For taller buildings, it may be necessary to load the perimeter with paving to help resist wind scour. For other conditions, project engineers should be able to offer advice based on wind uplift calculations.
Particular advantages of paving include faster installation, simple access for any inspection of the roof or services running below the slabs, and the ease with which a single damaged slab can be replaced. Visually, it is easier to assess complete coverage of the roof. Checking that gravel is installed to the appropriate depth over the whole roof area requires more investigation.

Why are gravel and paving slabs so popular as ballast?
The choice of roof covering is, more often than not, made easier by the external fire performance of certain inorganic roof coverings listed in a document called Commission Decision 2000/553/EC. The following roof covering specifications are deemed to satisfy performance requirements without the need for testing.

• Loose laid gravel at least 50mm thick, or with a mass greater than 80 kg/m² (subject to maximum and minimum aggregate sizes).

• Cast stone or mineral slabs at least 40mm thick.

• A sand cement screed at least 30mm thick.

Despite being listed in the Commission Decision, screed is rarely used as an inverted roof covering and ballast.
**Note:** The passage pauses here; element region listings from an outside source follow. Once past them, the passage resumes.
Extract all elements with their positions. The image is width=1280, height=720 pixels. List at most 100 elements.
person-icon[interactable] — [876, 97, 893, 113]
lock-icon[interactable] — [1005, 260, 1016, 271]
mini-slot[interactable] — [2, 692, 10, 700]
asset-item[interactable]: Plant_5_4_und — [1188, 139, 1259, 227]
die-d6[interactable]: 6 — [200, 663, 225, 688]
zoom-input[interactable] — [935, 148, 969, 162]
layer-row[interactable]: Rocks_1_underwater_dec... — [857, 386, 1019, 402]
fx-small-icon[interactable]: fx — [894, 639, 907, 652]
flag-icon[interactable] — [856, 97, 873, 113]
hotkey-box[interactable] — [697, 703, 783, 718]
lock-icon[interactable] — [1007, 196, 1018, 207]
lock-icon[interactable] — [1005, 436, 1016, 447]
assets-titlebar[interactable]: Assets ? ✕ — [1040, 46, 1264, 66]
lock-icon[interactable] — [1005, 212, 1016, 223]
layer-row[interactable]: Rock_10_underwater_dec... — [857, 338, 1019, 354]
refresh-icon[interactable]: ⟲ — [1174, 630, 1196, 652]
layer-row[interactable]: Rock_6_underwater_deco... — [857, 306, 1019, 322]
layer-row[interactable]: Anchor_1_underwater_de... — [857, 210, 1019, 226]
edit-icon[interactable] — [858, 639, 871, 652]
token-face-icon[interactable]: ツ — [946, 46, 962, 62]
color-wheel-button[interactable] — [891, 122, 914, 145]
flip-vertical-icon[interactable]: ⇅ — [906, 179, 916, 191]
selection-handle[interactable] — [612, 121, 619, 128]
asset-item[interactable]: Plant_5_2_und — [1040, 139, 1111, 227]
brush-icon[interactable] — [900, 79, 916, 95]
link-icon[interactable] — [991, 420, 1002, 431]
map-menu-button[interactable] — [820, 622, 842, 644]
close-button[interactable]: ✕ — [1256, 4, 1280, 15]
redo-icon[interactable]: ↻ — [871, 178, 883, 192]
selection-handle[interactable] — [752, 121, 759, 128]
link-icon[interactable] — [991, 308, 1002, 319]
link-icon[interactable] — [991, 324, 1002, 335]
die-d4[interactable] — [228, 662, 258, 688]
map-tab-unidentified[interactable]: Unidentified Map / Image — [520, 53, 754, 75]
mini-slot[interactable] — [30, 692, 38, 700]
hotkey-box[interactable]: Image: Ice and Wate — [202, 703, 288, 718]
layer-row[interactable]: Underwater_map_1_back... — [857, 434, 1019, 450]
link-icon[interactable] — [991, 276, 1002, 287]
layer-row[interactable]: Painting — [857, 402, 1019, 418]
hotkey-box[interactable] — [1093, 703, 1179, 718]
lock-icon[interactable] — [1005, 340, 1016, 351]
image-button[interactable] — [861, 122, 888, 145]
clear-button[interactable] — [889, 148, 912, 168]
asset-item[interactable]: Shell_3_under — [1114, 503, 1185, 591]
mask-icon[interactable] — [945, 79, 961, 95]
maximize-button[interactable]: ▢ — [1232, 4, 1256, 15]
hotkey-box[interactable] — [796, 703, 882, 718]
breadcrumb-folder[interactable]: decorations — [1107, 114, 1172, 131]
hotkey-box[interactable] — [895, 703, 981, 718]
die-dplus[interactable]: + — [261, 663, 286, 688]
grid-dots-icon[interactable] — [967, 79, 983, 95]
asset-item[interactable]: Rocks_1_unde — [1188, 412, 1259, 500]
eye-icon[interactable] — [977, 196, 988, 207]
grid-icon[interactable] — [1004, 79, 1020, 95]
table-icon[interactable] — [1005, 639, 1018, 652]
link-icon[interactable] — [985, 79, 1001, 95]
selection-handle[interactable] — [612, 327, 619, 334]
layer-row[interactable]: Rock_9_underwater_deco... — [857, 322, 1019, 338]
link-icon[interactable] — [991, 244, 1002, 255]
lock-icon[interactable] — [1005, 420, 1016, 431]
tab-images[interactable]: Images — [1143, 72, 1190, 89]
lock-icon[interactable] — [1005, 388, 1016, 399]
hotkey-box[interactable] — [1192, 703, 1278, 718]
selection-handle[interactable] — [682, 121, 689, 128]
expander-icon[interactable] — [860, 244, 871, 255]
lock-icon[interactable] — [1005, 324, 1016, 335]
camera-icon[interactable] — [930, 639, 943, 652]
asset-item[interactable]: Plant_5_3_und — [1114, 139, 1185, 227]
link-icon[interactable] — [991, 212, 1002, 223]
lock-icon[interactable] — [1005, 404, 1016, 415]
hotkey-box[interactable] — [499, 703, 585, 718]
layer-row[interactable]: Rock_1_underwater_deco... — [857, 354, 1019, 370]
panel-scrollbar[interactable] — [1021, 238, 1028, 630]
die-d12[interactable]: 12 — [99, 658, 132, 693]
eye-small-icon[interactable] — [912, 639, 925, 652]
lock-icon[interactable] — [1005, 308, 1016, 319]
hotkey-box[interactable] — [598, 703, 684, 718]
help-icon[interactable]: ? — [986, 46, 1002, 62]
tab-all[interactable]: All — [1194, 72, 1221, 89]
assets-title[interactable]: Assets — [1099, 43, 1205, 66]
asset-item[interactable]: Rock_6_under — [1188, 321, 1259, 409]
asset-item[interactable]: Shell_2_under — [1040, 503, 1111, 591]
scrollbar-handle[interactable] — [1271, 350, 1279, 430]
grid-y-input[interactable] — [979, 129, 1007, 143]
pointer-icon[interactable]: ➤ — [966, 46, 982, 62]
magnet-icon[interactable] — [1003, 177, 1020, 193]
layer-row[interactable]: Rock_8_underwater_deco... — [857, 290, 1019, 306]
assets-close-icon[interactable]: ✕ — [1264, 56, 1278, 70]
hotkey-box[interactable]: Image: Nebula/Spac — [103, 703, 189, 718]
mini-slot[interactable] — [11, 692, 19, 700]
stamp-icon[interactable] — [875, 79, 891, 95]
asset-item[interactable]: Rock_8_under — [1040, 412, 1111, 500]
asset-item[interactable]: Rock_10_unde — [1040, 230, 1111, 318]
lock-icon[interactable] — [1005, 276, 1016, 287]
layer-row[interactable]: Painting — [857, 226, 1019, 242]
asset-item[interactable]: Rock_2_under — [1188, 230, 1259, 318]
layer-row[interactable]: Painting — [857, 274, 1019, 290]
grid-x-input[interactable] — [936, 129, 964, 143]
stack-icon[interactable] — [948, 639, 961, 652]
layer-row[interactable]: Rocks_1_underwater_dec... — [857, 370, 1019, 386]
The performance of WFRLs depends on the air pockets that occur with gravel and paving slab coverings, but are unlikely to occur with screed coverings, and which allow moisture vapour to pass through the WFRL and disperse.

Some roofs, of course, require other finishes, such as timber decking for aesthetics. In these situations, a combination of finishes can cause a specification headache if relevant fire testing is unavailable. Designers or specifiers may be conscious of failing to meet fire safety regulations by combining multiple finishes.
In situations where a roof cannot be seen and will only ever be accessed for maintenance, it’s little surprise that a single finish of gravel or paving is the preferred choice.

Green roofs as inverted roof ballast
Arguably, a green roof covering is the most notable alternative to gravel or paving that is likely to be employed. Like any ballast, a green roof build-up above the WFRL is considered to contribute no thermal performance, so does not impact on a U-value calculation.

The Green Roof Organisation (GRO) Code of Practice should be the first port of call for anybody seeking more detailed advice on green roofs, as there are no formal standards covering their design, installation and maintenance.